For the past few weeks, students have been anxiously awaiting the results of their Early Decision and Early Action applications. Now, as December rolls on, many schools are finally releasing their decisions. For students who are accepted or rejected, these results are pretty clear-cut. Some students, however, will face a less definitive status: deferral.
WHAT BEING DEFERRED MEANS
In theory, deferrals are pretty simple. When schools defer students, they postpone making decisions about those students’ applications until the regular round. This allows admissions officers to reconsider these students’ materials within the full applicant pool. Students can be deferred for any number of reasons, ranging from mediocre application essays to a spike in the number of early applicants, to scores below the expected level. Sometimes admissions officers want to see a student’s fall semester grades or the results of recent standardized tests. It’s also not uncommon for students to receive “courtesy deferrals” (rather than rejections) if their families are well-connected at that particular college.
The number of students deferred varies from institution to institution. Some schools defer very few students. Others, like Georgetown University, automatically defer every student not accepted in the Early Action round. Unfortunately, schools ultimately don’t accept many of the students they defer. As a rule of thumb, most schools accept only 5-10% of deferred students. Last year, for example, MIT deferred 6,331 of the 9,571 students who applied in the Early Action round. During the regular round, however, MIT admitted only 248 of those deferred students — an admit rate of 3.9%.
The good news: if you are deferred, there are still plenty of things you can do to increase your odds of admission during the regular round. We’ve laid out some of them below.
TOP TIPS IF YOU’VE BEEN DEFERRED
As soon as you receive notice that you have been deferred:
- Bring up your grades. As we’ve said before, grades are the most important factor in admissions decisions, so you’ll want to finish the fall semester with the strongest grades possible. If your senior-year grades are weak, we recommend cutting out all extra activities and focusing on improving your academic performance.
- Retake subject tests if needed. If you had any sub par scores, now is the time to send in higher scores. Basically, if nothing changes, the result won’t either.
- Seek out awards, competitions, or high-level extracurricular activities in your area of interest. Colleges want to see concrete evidence of your accomplishments and your continued passion for your field. After strong grades, additional accolades and impressive projects are the next most important element to prove your strength as an applicant.
- Ask your guidance counselor to call the admissions office on your behalf. During this call, your guidance counselor should express support for your application and also find out any information he or she can about why you were deferred. Were items missing from your application?
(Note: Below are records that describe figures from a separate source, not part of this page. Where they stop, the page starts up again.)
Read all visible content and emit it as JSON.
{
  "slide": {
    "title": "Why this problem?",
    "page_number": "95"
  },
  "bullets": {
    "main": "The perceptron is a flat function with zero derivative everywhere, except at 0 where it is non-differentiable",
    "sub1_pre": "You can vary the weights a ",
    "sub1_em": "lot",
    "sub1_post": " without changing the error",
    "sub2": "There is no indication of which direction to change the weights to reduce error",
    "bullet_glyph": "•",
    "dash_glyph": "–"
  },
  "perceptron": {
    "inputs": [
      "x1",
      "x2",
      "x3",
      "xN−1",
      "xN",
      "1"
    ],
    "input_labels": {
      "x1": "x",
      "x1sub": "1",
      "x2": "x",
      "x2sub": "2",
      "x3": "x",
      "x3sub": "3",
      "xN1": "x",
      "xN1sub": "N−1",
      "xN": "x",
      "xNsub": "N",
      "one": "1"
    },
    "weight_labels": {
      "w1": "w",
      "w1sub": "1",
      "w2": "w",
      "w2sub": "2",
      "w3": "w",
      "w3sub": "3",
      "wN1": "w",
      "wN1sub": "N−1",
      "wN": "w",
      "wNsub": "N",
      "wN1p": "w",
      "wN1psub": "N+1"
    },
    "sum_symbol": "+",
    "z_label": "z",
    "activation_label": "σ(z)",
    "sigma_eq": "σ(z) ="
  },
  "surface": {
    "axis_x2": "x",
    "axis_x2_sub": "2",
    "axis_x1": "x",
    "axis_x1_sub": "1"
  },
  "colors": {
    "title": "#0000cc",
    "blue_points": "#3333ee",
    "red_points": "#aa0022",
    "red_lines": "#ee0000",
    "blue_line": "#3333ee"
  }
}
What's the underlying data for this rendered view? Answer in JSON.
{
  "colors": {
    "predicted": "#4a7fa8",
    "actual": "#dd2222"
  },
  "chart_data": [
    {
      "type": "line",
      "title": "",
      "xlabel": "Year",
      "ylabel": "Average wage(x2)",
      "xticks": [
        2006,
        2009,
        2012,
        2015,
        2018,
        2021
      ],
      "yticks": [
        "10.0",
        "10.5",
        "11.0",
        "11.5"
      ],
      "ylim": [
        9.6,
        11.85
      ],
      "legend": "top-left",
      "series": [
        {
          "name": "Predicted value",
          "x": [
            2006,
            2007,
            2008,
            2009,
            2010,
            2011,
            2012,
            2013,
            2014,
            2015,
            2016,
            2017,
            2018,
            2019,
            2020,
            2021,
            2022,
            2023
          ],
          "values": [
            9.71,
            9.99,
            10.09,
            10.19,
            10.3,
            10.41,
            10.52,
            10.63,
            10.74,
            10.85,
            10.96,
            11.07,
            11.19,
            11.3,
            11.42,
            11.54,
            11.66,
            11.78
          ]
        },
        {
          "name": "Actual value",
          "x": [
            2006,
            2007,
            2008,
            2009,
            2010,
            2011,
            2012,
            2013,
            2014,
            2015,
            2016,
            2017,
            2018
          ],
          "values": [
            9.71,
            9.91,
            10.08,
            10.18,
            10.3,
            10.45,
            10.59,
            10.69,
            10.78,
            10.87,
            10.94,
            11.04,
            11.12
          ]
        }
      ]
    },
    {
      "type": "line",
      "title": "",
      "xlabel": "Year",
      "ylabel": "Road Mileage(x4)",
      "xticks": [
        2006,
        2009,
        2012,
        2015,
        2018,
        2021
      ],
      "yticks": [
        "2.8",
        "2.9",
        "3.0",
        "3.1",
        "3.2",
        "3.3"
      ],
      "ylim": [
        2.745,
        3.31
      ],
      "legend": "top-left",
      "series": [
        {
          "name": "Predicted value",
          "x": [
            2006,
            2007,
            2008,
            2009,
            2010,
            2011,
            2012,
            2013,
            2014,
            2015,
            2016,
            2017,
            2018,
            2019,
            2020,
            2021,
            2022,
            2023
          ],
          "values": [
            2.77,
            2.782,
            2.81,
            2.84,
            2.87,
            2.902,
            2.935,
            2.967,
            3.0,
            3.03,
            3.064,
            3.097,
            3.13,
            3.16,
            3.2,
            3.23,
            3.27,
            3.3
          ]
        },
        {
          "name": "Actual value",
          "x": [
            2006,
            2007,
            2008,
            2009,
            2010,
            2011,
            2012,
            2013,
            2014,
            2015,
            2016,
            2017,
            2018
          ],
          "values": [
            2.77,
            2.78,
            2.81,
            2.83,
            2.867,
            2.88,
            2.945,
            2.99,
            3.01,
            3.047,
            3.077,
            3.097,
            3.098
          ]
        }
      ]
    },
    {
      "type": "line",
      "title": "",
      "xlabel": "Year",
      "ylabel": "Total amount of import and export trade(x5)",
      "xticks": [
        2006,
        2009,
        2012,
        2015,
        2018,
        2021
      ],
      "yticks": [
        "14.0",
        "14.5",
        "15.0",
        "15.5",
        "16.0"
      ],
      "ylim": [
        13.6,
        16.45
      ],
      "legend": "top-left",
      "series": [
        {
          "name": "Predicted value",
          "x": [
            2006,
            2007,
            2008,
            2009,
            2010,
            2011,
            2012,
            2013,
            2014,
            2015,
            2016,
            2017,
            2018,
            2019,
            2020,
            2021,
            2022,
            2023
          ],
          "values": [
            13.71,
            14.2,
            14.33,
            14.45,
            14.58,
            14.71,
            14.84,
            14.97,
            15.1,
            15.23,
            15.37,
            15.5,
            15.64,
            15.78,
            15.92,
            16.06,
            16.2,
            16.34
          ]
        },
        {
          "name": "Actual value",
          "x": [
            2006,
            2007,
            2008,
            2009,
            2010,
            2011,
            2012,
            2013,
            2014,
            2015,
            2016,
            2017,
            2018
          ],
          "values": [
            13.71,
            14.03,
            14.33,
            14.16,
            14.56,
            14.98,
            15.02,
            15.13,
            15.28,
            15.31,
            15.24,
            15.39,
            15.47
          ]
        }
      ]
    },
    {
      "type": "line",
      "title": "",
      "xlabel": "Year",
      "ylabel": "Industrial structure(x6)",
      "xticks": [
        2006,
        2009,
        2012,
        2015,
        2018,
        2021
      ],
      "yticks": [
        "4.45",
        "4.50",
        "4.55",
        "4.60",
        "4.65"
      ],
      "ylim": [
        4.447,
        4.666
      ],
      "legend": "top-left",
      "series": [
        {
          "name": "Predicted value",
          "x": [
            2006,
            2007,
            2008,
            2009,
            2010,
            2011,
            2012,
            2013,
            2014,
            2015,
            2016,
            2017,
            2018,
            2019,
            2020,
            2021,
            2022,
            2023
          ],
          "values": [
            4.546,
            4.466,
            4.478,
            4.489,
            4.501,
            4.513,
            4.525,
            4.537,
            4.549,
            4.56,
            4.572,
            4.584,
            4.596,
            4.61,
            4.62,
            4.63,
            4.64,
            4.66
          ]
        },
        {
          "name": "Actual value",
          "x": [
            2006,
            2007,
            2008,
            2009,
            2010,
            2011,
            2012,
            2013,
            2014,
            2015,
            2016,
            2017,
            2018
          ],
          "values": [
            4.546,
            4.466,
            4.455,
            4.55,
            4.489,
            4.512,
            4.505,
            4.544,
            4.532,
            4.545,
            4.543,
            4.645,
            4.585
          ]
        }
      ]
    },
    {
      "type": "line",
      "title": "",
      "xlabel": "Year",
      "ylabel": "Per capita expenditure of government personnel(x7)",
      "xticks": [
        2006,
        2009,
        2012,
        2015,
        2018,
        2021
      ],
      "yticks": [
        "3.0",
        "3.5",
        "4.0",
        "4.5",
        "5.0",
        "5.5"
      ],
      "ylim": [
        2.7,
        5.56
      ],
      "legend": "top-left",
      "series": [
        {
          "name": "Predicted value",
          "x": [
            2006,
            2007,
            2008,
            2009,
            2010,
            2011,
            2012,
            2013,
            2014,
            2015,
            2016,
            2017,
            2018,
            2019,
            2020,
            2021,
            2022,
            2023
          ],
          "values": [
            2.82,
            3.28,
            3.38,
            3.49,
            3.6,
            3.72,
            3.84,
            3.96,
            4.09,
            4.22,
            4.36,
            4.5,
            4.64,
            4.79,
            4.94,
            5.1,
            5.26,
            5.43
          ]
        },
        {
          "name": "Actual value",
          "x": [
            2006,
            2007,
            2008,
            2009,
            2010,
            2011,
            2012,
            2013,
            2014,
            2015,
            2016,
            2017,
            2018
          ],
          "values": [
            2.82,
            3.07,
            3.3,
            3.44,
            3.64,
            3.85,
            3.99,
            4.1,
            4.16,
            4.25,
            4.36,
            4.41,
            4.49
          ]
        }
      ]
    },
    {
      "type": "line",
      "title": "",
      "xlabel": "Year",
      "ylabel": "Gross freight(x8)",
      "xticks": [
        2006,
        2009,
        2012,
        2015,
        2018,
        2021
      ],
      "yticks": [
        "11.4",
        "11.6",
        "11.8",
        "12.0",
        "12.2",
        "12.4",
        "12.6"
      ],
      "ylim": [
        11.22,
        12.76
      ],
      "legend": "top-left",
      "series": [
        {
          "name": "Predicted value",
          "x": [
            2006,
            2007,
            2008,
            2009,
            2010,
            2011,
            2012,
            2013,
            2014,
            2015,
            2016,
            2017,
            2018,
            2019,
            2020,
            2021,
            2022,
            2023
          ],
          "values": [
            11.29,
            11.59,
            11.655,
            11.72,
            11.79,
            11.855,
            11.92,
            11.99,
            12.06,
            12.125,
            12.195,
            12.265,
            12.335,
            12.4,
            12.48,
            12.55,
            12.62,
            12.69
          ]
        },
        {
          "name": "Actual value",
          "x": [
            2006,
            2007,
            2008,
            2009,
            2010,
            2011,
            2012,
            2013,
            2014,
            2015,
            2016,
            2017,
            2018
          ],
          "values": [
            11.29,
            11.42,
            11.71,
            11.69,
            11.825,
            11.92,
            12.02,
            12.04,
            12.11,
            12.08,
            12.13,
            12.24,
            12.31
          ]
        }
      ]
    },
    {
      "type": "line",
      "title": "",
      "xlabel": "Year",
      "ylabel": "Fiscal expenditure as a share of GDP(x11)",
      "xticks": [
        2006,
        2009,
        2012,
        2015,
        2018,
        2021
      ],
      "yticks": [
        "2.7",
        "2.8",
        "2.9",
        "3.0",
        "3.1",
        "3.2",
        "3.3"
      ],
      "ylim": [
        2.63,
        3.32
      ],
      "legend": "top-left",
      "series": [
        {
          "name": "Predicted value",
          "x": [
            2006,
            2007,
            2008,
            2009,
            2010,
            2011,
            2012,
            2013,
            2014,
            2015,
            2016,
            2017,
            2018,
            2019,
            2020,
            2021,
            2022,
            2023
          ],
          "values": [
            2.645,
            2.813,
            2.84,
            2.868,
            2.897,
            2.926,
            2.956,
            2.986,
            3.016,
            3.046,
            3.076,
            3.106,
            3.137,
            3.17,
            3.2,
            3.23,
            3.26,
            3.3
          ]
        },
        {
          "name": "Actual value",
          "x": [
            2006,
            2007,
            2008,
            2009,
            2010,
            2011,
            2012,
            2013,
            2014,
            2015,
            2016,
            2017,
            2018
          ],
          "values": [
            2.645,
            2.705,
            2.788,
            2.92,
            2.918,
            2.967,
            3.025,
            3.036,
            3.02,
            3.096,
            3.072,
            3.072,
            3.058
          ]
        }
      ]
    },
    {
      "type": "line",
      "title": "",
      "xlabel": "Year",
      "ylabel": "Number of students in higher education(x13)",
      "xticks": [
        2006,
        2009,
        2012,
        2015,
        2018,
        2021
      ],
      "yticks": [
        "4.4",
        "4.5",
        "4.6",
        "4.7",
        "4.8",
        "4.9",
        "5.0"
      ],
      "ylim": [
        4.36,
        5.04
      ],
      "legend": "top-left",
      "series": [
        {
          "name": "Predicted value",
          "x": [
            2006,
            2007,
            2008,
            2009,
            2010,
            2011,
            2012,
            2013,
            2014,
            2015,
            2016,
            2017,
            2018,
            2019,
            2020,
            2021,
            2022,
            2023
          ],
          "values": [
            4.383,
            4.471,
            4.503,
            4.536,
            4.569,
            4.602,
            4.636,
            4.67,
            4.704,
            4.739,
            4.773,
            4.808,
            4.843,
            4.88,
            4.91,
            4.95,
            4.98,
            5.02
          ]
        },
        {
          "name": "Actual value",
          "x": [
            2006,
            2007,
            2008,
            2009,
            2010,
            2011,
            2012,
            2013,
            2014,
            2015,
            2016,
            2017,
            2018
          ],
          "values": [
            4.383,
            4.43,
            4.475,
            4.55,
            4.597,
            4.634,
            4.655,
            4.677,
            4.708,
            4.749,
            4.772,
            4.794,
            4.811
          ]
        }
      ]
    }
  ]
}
Did the school see a huge rise in applicants from your state?
- Ask one of your senior-year teachers to write a letter of support on your behalf. If you’ve spent the semester doing research with a college faculty or working in a lab, it would also be appropriate to get a letter of support from your faculty mentor. Make sure to stick to one recommendation only, though! You don’t want to overwhelm the admissions office.
- If you have any contacts at the school that might be helpful to you (e.g., trustee pals, fundraising connections), reach out to them now.
By the last week of February, submit the following materials to the admissions officer covering your area:
- A one-page deferral letter that includes:
- A note about your strong fall semester grades, as well as any new awards, scores or honors you’ve received
- Updates on your interesting extracurricular activities or accomplishments
- One paragraph detailing why this school is still your first choice. Be precise about why you love the school and what you would add to its campus. This is a crucial paragraph because it allows admissions officers to see your passion for the school and to envision you as part of the student body.
- An updated school transcript that includes your fall-semester grades
- One letter of support from a senior-year teacher, if applicable
KEEP IN MIND
Some things to keep you mind as you go through this process:
- Do advocate for yourself, but don’t become a pest. It’s okay to send a deferral letter to the admissions officer covering your area; it’s not okay to stake out his or her office for the next few weeks.
- Come up with a back-up plan in the event that you are not accepted to your top school during the regular round. What other schools are on your list? Have you considered an ED2 option?
- Don’t let a deferral erode your confidence. Remember, you’re a smart, talented student with a lot to offer, and there are many schools (maybe even this one!) that will ultimately accept you because of it.